At the same time, Dodo Pizza is deploying AI to improve guest experience. A pilot launched in February 2024 analyzed more than 50,000 visits and generated over 630,000 service quality assessments. Based on these insights, two pilot locations increased upsell revenue by 190,000 rubles (about $2,500) over six months. Staff productivity rose by 40%, while compliance with kitchen standards improved by 13 percentage points to reach 92%. Since 2024, two locations of the Russian fast-food chain Vkusno – i tochka have been testing a delivery robot and a cleaning robot. X5 Group has also launched a pilot deploying cleaning robots in its Perekrestok retail chain.

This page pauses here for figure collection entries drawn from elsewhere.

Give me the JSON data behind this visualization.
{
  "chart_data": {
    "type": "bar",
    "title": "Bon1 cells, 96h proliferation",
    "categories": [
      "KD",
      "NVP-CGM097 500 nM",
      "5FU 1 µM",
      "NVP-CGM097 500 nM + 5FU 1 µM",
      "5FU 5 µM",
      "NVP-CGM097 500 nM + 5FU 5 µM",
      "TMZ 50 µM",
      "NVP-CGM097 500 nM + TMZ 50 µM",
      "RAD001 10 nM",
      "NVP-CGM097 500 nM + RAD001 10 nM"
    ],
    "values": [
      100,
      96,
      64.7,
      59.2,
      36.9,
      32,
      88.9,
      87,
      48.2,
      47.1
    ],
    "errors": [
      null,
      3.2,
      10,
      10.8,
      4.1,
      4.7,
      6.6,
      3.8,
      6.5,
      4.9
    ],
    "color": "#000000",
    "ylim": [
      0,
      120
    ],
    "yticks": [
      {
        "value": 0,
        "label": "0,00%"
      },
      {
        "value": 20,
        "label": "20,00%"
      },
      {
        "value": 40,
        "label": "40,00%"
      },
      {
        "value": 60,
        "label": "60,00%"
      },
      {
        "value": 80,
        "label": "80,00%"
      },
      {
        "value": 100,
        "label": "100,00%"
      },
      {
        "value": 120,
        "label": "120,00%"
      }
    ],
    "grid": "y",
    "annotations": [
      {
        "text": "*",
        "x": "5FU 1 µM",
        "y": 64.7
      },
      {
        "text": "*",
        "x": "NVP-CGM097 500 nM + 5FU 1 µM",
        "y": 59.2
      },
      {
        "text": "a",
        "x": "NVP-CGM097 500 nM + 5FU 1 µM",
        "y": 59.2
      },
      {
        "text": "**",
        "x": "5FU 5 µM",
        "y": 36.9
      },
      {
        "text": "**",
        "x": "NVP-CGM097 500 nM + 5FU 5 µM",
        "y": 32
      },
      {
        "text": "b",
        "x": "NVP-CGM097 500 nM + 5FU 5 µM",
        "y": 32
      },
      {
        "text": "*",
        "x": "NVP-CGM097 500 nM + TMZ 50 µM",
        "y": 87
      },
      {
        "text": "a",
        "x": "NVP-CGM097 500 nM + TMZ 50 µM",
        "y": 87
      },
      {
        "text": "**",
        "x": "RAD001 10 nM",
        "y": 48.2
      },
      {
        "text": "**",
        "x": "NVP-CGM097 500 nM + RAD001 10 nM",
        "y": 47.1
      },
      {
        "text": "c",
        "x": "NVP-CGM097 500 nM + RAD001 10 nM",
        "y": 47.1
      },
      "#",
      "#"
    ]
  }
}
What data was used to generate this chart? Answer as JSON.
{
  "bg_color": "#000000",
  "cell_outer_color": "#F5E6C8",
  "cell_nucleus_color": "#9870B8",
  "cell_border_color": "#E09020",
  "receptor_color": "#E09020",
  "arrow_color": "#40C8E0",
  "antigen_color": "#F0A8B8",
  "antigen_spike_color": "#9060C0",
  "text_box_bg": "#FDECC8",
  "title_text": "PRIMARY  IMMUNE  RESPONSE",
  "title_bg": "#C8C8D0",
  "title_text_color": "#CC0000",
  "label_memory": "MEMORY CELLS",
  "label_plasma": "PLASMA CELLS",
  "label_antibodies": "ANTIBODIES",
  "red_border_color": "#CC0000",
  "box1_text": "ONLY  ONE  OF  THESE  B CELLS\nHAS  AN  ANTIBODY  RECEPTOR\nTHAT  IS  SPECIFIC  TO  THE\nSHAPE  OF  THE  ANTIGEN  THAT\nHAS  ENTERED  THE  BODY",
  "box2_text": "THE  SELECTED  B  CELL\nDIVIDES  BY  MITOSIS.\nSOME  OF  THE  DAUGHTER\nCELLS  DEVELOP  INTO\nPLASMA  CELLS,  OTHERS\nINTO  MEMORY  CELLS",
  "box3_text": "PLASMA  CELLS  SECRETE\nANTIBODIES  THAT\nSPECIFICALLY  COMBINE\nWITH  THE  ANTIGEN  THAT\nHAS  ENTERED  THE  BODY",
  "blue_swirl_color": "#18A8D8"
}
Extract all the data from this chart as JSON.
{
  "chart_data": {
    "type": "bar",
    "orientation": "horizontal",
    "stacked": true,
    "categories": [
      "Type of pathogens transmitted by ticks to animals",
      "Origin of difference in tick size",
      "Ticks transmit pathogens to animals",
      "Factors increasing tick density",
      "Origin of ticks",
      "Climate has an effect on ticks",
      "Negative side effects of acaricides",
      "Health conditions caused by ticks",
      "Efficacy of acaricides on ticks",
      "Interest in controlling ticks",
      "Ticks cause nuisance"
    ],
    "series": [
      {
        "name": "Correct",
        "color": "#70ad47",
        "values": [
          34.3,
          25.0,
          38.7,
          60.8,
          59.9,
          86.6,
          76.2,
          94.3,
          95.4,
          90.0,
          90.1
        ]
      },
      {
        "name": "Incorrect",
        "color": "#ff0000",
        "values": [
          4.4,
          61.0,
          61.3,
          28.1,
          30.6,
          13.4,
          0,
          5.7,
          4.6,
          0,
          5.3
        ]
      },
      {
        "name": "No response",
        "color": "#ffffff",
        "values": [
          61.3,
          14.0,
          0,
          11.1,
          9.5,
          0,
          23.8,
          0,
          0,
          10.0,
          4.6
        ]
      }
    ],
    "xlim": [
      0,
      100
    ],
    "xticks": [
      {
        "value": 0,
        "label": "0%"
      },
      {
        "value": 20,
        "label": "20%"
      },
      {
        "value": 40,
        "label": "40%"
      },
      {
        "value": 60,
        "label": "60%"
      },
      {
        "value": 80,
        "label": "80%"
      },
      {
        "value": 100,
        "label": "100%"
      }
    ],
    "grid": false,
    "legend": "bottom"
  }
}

From Prototype to Scaled Deployment
Against this backdrop, the Perm-based PizzaBot project represents a step change. It is not just a digital interface layered onto existing operations but a fully automated kitchen. Moving into an initial production batch marks the transition from prototype to scalable deployment. For Russia’s FoodTech sector, this is a key milestone, testing both engineering reliability and business viability. If self-service kiosks have already demonstrated demand for automation at the front end, PizzaBot addresses the next challenge, replacing not only the cashier but also the cook while maintaining speed, consistency and predictable unit economics at scale.